Still today, 76% of women across Africa work informally — with no recognition or credit. Add to that all the unpaid care work globally. Some countries, like Norway or Denmark, are better — high taxes but strong cultures of care. Bhutan was eye-opening: gross national happiness is their measure of development, 60% of land must remain forested, and if you build a house you must replant the trees used. That’s care for the environment, the ecosystem, and the people.

Eric Ressler:
Leadership can be lonely. Where do you turn for inspiration and strength when things get hard?

Stacey Edgar:
It does get tough, and you don’t always do the right thing. You do what you think is best, and sometimes there are unintended consequences and you have to shift. That happened when I merged with a larger company. For me, resilience comes from peers — other leaders in the artisan space. I lean on their expertise and friendship. I also rely on my family and friends. And I try to take care of myself through reading and yoga — though not always as well as I should.

Eric Ressler:
We’ve talked about social media becoming more performative, less connective. How do you think about showing up digitally in ways that create authentic connection?

Stacey Edgar:
We all get on social platforms because we want to connect. And they do give us global reach. But I feel like our biggest personal poverty at the moment is disconnection — from the things we buy and how they’re made, from one another in the rat race of work. Finding ways to connect more authentically is something I think about a lot, and it’s what artisans want too.

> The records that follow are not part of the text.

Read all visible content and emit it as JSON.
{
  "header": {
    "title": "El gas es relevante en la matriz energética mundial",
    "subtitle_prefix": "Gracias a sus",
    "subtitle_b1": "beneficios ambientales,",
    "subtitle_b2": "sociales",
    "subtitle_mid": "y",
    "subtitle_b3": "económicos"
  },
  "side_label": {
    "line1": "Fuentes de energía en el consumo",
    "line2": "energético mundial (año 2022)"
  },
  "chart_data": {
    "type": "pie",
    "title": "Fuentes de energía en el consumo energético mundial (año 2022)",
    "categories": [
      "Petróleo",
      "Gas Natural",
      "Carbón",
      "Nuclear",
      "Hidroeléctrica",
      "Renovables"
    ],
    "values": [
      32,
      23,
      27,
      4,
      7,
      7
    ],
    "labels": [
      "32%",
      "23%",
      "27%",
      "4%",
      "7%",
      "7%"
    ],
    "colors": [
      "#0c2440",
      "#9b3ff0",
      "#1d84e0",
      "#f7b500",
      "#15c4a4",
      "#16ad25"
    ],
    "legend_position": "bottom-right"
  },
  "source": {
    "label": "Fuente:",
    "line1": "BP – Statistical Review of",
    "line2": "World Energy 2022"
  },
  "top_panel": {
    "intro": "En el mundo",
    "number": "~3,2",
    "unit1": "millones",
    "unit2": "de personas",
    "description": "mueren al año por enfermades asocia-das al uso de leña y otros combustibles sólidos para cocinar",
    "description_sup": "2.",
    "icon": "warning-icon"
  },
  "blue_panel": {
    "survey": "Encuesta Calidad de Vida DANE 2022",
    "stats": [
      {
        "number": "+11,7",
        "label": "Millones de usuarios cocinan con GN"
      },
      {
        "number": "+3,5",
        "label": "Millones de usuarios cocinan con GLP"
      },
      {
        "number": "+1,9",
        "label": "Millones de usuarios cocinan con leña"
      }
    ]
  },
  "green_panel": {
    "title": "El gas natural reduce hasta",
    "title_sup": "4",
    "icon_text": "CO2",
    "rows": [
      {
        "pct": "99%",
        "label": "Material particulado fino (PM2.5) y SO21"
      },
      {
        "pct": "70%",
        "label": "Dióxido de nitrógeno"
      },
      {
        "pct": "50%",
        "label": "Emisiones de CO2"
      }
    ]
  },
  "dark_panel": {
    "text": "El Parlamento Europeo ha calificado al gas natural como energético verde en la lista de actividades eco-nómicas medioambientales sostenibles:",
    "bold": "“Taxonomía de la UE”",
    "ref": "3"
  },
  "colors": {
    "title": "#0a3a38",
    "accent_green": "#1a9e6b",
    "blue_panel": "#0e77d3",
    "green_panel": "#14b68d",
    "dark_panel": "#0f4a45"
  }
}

At IFAM, you meet the person behind the work. That’s my favorite part of my job — I’m not always the intermediary. It’s person-to-person connection. Platforms like Substack are meant to do that too, but they can get performative. We all need to be more intentional — reaching out to people we find interesting, having real conversations. That’s where connection happens.

Eric Ressler:
As we wrap up, what are you most excited about in the near and medium term?

Stacey Edgar:
I’m excited about the book, though it won’t be out until 2027. And I’m excited about where IFAM is going. We’ve been grassroots for 21 years, but we’re at a peak moment to show the world the importance of this space. At a time when people worry about an AI-driven future and loss of authenticity, I think global creativity and cultural exchange matter more than ever. The more authentically we can represent those, the better.

Eric Ressler:
Where can people follow you and IFAM?

Stacey Edgar:
Visit folkartmarket.org to learn about our organization. Follow IFAM on Instagram and Facebook. Personally, I spend most of my time on LinkedIn for professional updates. If you want family news — like wedding pictures of my kids — that’s on Instagram.

Takeaways

  1. Connection as wealth: Poverty isn’t just lack of money, it’s disconnection — from each other, from culture, from the story behind what we consume.
  2. Artisan economics as an alternative: Instead of creative destruction, artisans build forward while preserving heritage and including everyone.
  3. Resilience as practice: It’s not about perfection, but adapting to challenges while staying true to purpose.
  4. Values over Cause Marketing: Mission and marketing aren’t separate. Lived values create deep trust and loyalty.
  5. Women at the center: Empowering women artisans transforms not only individual lives but entire communities.

Stacey Edgar’s journey proves that another economic model is not only possible — it already exists. One built on care, connection, and creativity. One where no one is left behind.